Il fut un temps où la droite savait être conquérante et sans complexe sur les questions économiques. C’était un temps où le passé de banquier d’affaire d’un Président de la République, Georges Pompidou, ne posait pas question. L’élection d’Emmanuel Macron en-dehors de notre famille politique ne doit pas nous éloigner de cette filiation politique qui nous conduit à être tout à fait favorable aux entreprises et à leur développement.

La droite doit assumer d’être libérale – un mot certes tabou en France. Assumons le pourtant jusqu’au bout, en voulant à la fois la valorisation de l’initiative privée et la réforme de la sphère publique. Sur ce dernier point, le gouvernement actuel est pour le moment défaillant, avec des réflexes très interventionnistes, trop étatistes et largement centralisateurs. La droite que je défends s’honorerait à poursuivre le travail en faveur d’une rationalisation de la sphère publique, afin de la rendre à la fois plus économe et plus efficace.

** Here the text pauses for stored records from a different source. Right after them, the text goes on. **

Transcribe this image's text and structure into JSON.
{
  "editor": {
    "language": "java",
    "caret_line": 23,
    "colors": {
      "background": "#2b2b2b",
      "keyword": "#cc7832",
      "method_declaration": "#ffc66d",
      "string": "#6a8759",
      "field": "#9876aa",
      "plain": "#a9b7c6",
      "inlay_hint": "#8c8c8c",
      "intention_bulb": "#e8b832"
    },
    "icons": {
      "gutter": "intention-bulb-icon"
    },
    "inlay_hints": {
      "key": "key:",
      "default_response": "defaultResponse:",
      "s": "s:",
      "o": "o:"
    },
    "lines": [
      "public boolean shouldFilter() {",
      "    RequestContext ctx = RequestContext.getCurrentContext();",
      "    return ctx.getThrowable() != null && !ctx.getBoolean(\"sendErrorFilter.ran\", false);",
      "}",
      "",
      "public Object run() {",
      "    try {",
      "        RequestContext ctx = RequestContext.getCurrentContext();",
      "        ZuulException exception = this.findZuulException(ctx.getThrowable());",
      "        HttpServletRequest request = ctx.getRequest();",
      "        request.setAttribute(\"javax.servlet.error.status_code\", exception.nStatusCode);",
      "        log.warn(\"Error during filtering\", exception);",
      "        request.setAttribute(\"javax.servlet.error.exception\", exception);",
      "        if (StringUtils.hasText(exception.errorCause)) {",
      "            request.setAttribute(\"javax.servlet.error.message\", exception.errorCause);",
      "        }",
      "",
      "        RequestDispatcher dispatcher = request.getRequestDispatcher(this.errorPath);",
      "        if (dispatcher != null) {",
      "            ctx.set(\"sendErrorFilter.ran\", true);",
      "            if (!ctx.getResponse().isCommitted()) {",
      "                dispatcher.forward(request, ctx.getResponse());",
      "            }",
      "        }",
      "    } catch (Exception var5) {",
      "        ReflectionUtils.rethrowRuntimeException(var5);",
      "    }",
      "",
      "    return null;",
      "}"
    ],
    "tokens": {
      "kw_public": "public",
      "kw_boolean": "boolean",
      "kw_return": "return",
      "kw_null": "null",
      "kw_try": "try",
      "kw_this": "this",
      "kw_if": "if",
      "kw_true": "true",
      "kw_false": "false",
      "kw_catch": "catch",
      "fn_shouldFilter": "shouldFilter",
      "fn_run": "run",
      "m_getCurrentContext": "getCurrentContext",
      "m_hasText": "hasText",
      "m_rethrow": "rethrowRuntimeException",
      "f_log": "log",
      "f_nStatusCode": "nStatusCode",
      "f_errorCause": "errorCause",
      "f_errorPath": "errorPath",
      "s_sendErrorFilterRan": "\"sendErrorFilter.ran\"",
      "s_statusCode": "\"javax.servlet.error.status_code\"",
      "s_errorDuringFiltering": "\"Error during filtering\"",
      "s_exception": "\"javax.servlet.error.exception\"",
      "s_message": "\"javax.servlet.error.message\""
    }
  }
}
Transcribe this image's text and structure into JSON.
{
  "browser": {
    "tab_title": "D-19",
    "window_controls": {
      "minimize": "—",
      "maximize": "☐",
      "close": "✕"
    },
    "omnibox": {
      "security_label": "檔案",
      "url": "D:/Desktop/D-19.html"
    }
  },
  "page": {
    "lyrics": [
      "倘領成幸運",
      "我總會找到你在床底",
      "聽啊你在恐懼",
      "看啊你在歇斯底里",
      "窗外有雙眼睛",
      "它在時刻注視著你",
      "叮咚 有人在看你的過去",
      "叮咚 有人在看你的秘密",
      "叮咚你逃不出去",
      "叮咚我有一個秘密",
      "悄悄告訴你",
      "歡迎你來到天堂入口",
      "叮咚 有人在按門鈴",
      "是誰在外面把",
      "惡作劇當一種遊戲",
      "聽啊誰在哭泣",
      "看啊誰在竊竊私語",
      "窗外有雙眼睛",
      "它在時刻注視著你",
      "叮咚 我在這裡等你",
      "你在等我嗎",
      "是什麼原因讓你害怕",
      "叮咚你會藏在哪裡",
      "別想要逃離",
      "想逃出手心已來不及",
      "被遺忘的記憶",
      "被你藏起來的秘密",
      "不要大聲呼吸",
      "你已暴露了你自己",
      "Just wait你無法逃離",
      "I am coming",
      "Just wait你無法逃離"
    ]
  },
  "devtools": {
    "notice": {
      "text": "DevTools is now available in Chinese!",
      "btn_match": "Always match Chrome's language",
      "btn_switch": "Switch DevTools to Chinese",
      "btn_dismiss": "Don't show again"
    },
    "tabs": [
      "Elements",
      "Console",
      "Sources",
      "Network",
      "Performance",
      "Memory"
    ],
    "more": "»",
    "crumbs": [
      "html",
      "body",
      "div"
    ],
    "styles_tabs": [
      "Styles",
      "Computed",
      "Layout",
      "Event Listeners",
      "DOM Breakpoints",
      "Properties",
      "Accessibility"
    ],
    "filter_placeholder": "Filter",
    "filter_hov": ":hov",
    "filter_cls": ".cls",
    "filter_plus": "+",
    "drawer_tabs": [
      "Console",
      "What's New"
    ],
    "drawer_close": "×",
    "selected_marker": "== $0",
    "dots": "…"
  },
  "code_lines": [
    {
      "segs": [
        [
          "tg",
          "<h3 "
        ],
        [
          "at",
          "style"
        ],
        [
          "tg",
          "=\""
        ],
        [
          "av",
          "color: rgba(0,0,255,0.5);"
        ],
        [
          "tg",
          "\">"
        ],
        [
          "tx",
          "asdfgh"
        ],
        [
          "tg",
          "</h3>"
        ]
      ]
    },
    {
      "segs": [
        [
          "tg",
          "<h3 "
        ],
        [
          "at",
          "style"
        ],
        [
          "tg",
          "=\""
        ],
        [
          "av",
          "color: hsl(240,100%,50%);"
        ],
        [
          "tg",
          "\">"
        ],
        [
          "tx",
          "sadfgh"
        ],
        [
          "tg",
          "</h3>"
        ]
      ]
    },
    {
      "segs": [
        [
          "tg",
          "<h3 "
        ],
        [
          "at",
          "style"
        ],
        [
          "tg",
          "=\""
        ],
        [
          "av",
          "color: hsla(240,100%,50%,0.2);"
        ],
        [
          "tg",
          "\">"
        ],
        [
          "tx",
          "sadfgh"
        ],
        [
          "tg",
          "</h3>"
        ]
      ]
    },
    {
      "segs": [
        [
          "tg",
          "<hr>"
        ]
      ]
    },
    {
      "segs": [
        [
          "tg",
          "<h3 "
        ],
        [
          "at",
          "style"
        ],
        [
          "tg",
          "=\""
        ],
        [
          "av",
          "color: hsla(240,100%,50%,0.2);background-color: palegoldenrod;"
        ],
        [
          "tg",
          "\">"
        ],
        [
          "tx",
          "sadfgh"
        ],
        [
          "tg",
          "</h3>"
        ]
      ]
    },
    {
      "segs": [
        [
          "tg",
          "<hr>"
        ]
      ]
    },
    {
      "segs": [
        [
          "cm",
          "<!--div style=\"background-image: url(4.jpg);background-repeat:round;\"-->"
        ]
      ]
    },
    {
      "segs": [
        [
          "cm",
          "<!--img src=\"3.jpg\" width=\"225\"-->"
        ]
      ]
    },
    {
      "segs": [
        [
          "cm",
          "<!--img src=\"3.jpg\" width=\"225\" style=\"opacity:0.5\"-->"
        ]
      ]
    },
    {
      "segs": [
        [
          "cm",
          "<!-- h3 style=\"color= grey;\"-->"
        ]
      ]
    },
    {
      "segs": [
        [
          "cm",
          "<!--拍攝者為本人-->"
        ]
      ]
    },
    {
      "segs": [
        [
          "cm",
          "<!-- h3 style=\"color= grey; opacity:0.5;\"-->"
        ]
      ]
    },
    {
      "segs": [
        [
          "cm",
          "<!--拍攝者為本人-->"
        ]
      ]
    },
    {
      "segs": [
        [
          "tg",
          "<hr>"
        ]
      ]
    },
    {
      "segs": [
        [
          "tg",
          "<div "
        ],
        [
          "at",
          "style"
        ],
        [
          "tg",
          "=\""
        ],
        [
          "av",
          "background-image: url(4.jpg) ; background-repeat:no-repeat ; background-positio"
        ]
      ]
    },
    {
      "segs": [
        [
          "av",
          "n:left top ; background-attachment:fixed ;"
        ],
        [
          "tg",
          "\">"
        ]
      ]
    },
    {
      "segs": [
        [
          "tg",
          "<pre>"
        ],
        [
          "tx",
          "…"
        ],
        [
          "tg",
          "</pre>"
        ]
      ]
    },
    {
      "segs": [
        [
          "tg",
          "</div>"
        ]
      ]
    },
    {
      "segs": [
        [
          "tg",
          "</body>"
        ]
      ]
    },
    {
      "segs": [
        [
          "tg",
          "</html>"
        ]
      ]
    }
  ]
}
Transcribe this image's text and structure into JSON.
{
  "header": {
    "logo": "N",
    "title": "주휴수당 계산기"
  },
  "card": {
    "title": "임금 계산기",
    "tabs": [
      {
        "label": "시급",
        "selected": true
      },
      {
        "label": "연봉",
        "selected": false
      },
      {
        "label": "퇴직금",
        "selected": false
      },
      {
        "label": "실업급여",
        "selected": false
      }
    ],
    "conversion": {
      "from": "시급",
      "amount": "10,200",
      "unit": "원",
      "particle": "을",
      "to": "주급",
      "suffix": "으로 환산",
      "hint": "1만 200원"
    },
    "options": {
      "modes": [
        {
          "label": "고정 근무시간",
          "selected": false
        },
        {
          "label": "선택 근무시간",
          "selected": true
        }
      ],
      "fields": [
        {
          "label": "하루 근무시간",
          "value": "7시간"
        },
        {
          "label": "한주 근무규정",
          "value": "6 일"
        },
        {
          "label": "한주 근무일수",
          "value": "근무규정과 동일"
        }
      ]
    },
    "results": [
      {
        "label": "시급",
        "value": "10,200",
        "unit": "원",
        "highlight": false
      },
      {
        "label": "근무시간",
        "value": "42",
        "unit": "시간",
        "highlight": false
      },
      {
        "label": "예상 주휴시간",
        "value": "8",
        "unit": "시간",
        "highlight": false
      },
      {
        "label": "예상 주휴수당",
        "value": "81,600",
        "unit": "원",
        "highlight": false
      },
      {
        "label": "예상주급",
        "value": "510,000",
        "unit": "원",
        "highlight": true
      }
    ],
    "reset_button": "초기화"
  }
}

Cela suppose un travail en profondeur sur les périmètres, les missions et les organisations, travail autrement plus difficile que les simples coups de rabot dont trop de gouvernement successifs se sont contentés. C’est un travail au cours duquel l’Etat doit bien souvent assumer de se dessaisir de certaines actions, au profit d’un véritable partage de compétences avec les collectivités locales, ou osons le dire, avec des entreprises privées. Gageons que ce mouvement peut se faire, contrairement à ce que beaucoup pensent, au bénéfice des citoyens et non à leur détriment.

La droite peut donc être une opposition intelligente face à cette nouvelle majorité, tout en restant fidèle à la fois à ce qu’elle est fondamentalement et à l’intérêt de la France. Dans un monde en constante mutation, le sujet majeur est de préparer le pays aux grands défis de la prochaine décennie qui nous sont imposés par le progrès technologique, avec par exemple l’intelligence artificielle, la cybersécurité, ou encore les biotechnologies.

L’Histoire s’accélère, avec des mutations économiques de plus en plus rapides dans la sphère privée alors que le temps politique reste, lui, terriblement lent. L’Etat, et plus largement les pouvoirs publics, doivent trouver leur place dans cette nouvelle donne, d’abord en se réformant eux-mêmes. Voilà l’un des principaux défis de réflexion programmatique qui attend la droite ces prochaines années. A condition, bien sûr, que la droite choisisse de rester de droite.